Blood, 15 April 2001, Vol. 97, No. 8, pp. 2528-2529
CORRESPONDENCE
To the editor:
Expression of CD10 by human T cells that undergo apoptosis both
in vitro and in vivo
We are glad to hear that Drs Bladon and Taylor1
confirmed our data that CD10 can be found on the surface of T cells
induced into apoptosis, although they used a somewhat different system. As for the differences reported by Drs Bladon and Taylor, we wish to
point out that there are several variables to be taken into account.

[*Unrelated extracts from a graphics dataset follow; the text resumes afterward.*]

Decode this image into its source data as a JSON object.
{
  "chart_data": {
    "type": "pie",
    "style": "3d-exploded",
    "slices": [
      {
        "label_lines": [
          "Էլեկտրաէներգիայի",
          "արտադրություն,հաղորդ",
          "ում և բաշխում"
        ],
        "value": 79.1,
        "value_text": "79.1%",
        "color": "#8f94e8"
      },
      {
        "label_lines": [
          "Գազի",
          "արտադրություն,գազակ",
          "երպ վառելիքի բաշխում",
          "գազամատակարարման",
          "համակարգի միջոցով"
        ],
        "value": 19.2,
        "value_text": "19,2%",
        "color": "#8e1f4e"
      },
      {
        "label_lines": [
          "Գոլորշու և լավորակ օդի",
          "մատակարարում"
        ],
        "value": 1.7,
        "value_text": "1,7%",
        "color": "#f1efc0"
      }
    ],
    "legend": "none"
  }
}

First, the anti-CD10 mAb employed may greatly influence the results
obtained, and the definition of "weak" or "strong" staining
varies depending upon the CD10 mAb used. In addition, we believe that
staining cannot be defined as percentage of weakly or strongly stained
cells because we have better methods of determining immunofluorescence
intensity, such as flow-cytometry profiles, as we
reported.2 With flow cytometry analyses of peripheral blood from HIV-seropositive individuals, it is possible to
segregate populations of CD10+/CD3+ T
cells with various degrees of CD10 positivity that probably represent
cells as different stages of the apoptotic process. These
CD10+ T cells are not necrotic, as demonstrated by
triple-staining tests capable of detecting necrotic cells.
Perhaps in connection with this, we should mention some of our recent
data that show down-regulation of CD10 by necrotic cells.
Second, the methods used to induce apoptosis both in vivo or in vitro
may influence the mode and quantity of CD10 expression. This
possibility may partly explain some of the differences between the
Bladon and Taylor's data and ours. We have evidence in favor of this
hypothesis in preliminary studies in which T cells have been induced
into apoptosis by different signals or by the same signal with
different intensity (ie, different concentrations of CD95 mAb).
We believe that CD10 may have a role in apoptosis, as suggested by the
finding that there is considerable CD10 synthesis upon the induction of
apoptosis. But it is difficult to accept that the only role of
molecules newly synthesized during apoptosis is that of facilitating
the clearance of apoptotic cells from circulation. Apoptosis of T (and
also B) cells primarily takes place in the peripheral lymphoid organs.
The environment is likely to participate in the regulation of
apoptosis. Therefore, it is possible that the newly synthesized
molecules may play a role in this regulatory process. These
considerations may open up new avenues of research on T-cell physiology
besides offering the opportunity of discovering new markers which
facilitate the in vivo identifications of apoptotic T cells.
Giovanna Cutrona and Manlio Ferrarini
Servizio di Immunologia Clinica Istituto Nazionale per la
Ricerca sul Cancro Genoa, Italy
References
1.
Bladon J, Taylor P.
The expression of CD10 by apoptotic lymphocytes is preceded by a pronounced externalization of phosphatidylserine [letter].
Blood
2000;96:4009[Free Full Text].
2.
Cutrona G, Leanza N, Ulivi M, et al.
Expression of CD10 by human T cells that undergo apoptosis both in vitro and in vivo.
Blood.
1999;94:3067-3076[Abstract/Free Full Text].